I don’t think the term “drama queen” had been coined in her day, but it summed her up to a tee. There was little she couldn’t make much of.
She shed copious tears every time she heard “Too Soon To Know” by Roy Orbison. She claimed he had written it in honor of his wife who had been burned alive. I’ve never corroborated the veracity of this showbiz tragedy – sometimes ignorance is bliss with regard to family statements.
She claimed to be married to “the most unimaginative man in the world.” And perhaps she was for I never heard my grandfather reply to this particular charge, often as it was hurled at him.
In fact I don’t think I heard him say much of anything to her; men back then didn’t say a whole lot to women, especially when children were around. He must have murmured “sweet nothings” on a number of occasions, however, for they had five children not counting three that died soon after birth. She missed those three souls dearly and often whispered their names.
Silent though her relationship was with my grandfather she called out mightily to him as the undertakers wrestled with his coffin the night he died; my father matched her grief in sheer blasphemy as he labored unsuccessfully to unhinge the jammed door of the bedroom.
Through gales of tears my granny cried out that she would soon be joining my grandfather. My father, a rather salty and unsentimental merchant marine, in the midst of all this keening declared loudly that, “this goddamned door will have to be crow-barred off.”
When such a tool could not be located he removed the windows instead and we managed to lower the coffin into the hearse through gale-force wind and rain.
The shenanigans did not stop there. My grandfather was a much-respected man and the ensuing well-oiled wake reached riotous proportions.
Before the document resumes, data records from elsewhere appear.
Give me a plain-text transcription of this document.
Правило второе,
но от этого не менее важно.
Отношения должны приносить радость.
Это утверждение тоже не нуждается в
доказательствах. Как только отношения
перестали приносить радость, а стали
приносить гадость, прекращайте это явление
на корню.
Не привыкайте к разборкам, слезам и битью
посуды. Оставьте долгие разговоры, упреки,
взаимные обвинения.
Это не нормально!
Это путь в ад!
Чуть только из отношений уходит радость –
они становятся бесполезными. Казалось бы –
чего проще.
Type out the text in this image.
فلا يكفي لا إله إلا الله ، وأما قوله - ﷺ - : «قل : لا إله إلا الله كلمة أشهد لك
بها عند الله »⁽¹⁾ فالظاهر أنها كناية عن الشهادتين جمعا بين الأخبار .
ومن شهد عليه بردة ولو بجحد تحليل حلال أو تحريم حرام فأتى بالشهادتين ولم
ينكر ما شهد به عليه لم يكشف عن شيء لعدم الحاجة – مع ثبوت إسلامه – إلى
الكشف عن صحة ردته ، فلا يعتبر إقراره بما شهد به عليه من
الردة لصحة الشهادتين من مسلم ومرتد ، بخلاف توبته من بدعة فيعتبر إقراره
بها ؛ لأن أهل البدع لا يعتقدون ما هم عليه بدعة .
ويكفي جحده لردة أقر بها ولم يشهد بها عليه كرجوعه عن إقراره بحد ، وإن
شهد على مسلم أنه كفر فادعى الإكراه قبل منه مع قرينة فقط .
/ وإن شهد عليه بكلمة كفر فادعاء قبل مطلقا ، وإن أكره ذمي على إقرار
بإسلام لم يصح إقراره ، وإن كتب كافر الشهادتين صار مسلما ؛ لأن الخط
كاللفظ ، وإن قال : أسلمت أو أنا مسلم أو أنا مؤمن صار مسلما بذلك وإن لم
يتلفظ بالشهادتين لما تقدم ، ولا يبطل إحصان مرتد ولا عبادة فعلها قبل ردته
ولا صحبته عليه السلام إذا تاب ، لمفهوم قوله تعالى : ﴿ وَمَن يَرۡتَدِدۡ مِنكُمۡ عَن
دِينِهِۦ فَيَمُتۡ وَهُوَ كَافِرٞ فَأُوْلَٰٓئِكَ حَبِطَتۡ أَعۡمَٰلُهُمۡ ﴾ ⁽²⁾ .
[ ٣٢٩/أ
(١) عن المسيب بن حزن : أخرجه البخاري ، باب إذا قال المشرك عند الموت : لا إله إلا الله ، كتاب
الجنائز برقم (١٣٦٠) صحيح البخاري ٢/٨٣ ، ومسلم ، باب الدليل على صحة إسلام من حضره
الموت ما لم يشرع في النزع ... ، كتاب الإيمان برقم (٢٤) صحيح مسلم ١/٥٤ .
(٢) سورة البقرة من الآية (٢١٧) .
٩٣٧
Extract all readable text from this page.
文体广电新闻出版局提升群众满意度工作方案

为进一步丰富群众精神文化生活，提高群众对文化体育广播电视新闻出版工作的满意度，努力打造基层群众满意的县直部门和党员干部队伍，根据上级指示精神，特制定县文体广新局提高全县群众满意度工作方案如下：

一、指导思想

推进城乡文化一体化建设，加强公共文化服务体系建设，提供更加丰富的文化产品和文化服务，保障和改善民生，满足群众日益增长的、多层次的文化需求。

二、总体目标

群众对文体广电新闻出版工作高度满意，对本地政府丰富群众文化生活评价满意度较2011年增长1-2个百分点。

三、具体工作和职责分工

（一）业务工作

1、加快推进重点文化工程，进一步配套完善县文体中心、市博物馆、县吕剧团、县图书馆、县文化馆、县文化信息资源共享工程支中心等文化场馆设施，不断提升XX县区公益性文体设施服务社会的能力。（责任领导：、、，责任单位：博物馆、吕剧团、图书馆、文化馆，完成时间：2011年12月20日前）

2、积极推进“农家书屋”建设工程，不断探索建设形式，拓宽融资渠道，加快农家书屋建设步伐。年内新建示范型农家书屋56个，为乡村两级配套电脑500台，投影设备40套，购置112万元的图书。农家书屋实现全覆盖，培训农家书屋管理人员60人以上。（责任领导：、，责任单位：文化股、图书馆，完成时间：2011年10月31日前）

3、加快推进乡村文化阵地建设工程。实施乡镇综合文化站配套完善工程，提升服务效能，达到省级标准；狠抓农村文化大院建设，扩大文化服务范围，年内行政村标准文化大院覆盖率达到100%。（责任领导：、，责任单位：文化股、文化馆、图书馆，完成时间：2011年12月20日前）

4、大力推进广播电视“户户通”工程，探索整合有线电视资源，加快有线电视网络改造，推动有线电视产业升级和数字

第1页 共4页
So much so that when we arrived at the graveyard two days later amidst the still blowing gale, the conditions were, in the words of the race-horsing community, extremely soft.
My two brothers and I along with three of our male teenaged cousins had been conscripted to carry the coffin from the hearse to the graveside on woefully hungover shoulders. Lo and behold, the youngest cousin slipped on the wet clay of St. Ibar’s cemetery and, but for a leap across the grave by my ever-profane father, all half-dozen of us would have ended up six feet under the coffin.
Regarding this save, my Uncle Sean was heard to murmur that if Wexford ever had such a goalkeeper, Kilkenny would have won far fewer All-Irelands.
My father was apparently not blessed with great imagination either for later that night after my granny had retired to her own room, spent from his labors he lay down on my grandfather’s bed. His last words before slipping into coma-like sleep were, “out with the old, in with the new.”
As Malachy McCourt once opined, “I come from a long line of dead people.” I suppose we all do. Whatever imagination I’m blessed with, I daresay my granny had a large say in it.
So, this Christmas Eve, in her honor, I’ll light a candle in the window for I know she’s hovering out there somewhere keeping a melodramatic eye on me. I just hope to God she doesn’t read this column.